O SR. MOREIRA MENDES
(PFL-RO. Pronuncia o seguinte discurso.) - Sr. Presidente, Srªs e Srs. Senadores, com o arquivamento, pela Câmara dos Deputados, da proposta de emenda constitucional reformando o instituto da imunidade parlamentar, o Congresso deixa de passar a limpo o dever de casa. De acabar com a impunidade que afasta do abrigo da lei cidadãos que praticaram crimes comuns.
Para um País que está tentando arrumar a casa, essa excrescência imposta a um dispositivo nascido para salvaguardar o exercício parlamentar de contestar os poderosos de plantão não tem razão de continuar existindo. Se volto a lembrar o assunto é porque entendo que a opinião pública, igualmente indignada, não quer vê-lo esquecido. Ainda mais agora quando o Parlamento nacional está liberando-se das amarras que o vinham atrelando aos desmandos de que tanto a Nação se ressente.
De que adianta arrotarmos moralismo contra terceiros quando nos falta pejo para olharmo-nos no espelho, sem medo de ver refletido exatamente o que estamos descobrindo e denunciando em outros Poderes da República?
Se estamos nos libertando das amarras que nos prendiam ao que a opinião pública vem reclamando como contrária aos interesses do País, parece que continuaremos com a pecha de que o Parlamento Nacional abriga, antes de mais nada, um clube corporativista, do "dando é que se recebe" - desde que os lucros sejam divididos entre si. Intocáveis e absolutos como convém ao lema dos mosqueteiros: "um por todos e todos por um!"
Sr. Presidente, Srªs e Srs. Senadores, quando, mais uma vez, é enterrada a proposta de dar um basta à impunidade que o Parlamento parece preservar como conquista da democracia, só me resta lamentar. Como lamenta hoje Rondônia o arquivamento, pela Assembléia Legislativa, do pedido de autorização do egrégio Tribunal de Justiça do Estado para processar, criminalmente, o Deputado Estadual e ex-Presidente daquela Assembléia, Marcos Antônio Donadon, eis que o mesmo foi denunciado pelo Ministério Púbico Estadual por crime de formação de quadrilha e peculato, cuja peça de notável repercussão, peço a transcrição nos Anais desta Casa.
Por certo que pessoas da estirpe de Donadon, Sr. Presidente, não são desconhecidas nas Assembléias Legislativas ou Câmaras de Vereadores do País. Ou mesmo aqui no Congresso Nacional. Que o digam as comunidades que, por infelicidade, conhecem a passagem desses elementos por suas localidades. Tivesse a Justiça o anteparo legal para exorcizar o espírito de corpo que protege esses criminosos e os Donadon que infestam os cofres públicos estariam hoje sem o mandato que acoberta suas estrepolias.

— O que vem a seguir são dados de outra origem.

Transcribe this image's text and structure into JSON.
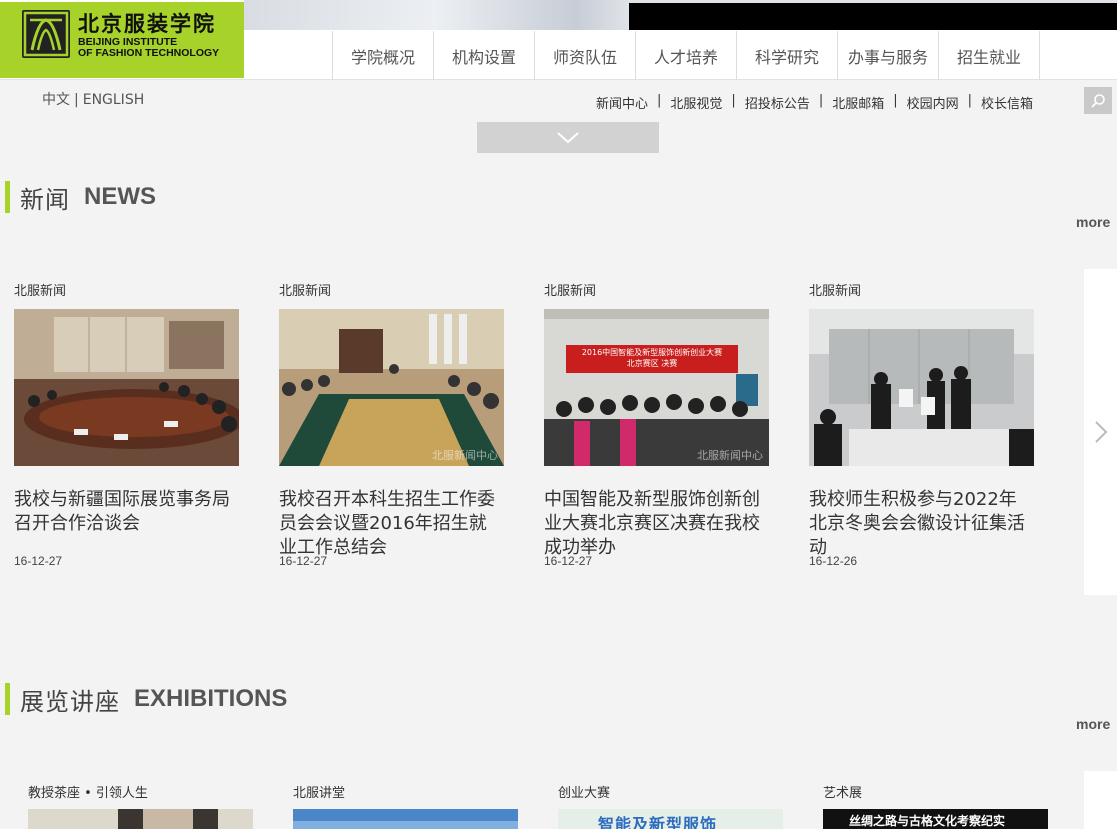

No caso do Donadon de Rondônia, segundo denúncia do Ministério Público local, por crime de formação de quadrilha e peculato.
Até agora, o MP apurou que, de janeiro de 98 a janeiro de 99, o bando capitaneado por esse deputado levou para casa três milhões, quatrocentos e noventa e seis mil, trezentos e setenta e sete reais e noventa e um centavos (R$3.496.377,91) . Em qualquer lugar do mundo, o surrupio desse dinheiro derrubaria até Presidente da República. Mas, em Rondônia, nada acontece. Ainda mais quando o Estado era governado por Waldir Raupp, outro campeão de malversação do dinheiro público. Muito menos incomodaria o deputado que amealhou essa quantia de uma região carente como a nossa para bancar a própria reeleição e, de posse do novo mandato, fugir do processo que corre na Justiça.

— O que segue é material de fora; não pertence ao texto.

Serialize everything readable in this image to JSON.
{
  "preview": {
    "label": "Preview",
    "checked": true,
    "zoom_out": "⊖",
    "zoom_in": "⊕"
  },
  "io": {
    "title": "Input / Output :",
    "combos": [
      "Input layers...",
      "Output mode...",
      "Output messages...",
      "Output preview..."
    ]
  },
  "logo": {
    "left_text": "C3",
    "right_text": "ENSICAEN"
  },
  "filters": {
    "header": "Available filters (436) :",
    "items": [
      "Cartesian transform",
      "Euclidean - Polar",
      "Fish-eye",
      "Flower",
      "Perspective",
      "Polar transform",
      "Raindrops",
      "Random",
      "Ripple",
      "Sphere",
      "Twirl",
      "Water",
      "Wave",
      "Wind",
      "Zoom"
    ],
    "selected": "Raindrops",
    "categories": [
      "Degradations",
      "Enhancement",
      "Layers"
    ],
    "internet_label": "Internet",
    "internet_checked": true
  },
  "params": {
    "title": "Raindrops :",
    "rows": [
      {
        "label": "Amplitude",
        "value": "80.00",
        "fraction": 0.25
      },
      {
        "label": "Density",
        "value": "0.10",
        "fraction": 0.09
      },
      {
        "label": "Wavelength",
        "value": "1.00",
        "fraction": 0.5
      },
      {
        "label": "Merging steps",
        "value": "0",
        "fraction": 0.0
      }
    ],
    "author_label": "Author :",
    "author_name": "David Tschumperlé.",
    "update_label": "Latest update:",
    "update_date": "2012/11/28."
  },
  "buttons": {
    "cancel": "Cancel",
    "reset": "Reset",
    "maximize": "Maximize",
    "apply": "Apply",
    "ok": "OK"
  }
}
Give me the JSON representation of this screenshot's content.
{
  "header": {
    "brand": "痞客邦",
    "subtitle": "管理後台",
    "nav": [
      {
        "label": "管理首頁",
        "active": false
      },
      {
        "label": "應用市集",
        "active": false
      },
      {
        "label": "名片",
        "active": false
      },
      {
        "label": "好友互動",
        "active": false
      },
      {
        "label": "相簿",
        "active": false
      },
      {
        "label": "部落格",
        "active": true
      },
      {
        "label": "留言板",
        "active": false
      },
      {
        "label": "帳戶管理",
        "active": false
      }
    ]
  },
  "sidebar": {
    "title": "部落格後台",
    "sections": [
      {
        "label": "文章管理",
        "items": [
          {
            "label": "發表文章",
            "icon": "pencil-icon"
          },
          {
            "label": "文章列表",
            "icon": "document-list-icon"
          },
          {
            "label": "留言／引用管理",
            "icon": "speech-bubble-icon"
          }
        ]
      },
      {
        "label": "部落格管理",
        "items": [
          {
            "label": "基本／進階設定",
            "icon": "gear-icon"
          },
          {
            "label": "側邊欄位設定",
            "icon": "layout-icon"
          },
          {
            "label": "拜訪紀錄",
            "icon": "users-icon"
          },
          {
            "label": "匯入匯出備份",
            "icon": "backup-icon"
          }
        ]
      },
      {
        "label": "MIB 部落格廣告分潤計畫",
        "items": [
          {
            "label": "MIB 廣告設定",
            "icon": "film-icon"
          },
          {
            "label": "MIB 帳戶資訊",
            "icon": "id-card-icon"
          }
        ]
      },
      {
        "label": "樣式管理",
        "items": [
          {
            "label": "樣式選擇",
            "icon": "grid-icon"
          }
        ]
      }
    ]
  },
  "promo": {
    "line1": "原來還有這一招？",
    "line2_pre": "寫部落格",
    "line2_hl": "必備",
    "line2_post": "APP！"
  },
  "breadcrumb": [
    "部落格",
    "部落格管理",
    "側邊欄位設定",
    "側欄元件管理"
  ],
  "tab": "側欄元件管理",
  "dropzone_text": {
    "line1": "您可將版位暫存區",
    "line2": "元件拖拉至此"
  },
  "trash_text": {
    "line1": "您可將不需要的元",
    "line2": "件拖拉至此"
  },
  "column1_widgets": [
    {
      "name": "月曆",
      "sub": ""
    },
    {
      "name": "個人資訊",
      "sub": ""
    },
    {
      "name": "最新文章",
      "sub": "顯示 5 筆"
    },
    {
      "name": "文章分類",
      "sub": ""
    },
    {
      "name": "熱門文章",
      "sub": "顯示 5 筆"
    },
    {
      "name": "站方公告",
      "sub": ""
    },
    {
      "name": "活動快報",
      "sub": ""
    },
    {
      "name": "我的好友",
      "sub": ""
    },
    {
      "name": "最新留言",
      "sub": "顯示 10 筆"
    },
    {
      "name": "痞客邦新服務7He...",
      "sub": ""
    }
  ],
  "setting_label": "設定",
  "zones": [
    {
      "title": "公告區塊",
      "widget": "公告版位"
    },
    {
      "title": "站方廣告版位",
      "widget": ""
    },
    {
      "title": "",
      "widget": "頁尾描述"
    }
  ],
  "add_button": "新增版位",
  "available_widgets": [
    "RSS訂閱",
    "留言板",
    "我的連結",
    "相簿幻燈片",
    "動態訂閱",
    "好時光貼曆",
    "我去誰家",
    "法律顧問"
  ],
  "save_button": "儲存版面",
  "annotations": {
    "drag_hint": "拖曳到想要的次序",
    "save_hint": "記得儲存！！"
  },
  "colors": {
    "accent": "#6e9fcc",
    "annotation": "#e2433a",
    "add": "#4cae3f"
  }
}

Essa importância tende a ser bem maior com o prosseguimento das investigações. Incursos nas penas dos artigos 288 e 312, com o artigo 69 do Código Penal, estão, além do deputado Donadon, mais dez integrantes do bando por ele chefiado. Entre os quais o irmão Natan Donadon, ex-candidato a Deputado Federal, e o cunhado Antônio César Segantini.
Quando a opinião pública nacional, diante dos escândalos do sistema financeiro, sente-se como o primo pobre diante do primo rico, os bancos, na hora de dividir o espólio do real, assistirmos de braços cruzados à impunidade de parlamentares que se valem do mandato a eles confiado, locupletando-se com o dinheiro público, é uma ofensa.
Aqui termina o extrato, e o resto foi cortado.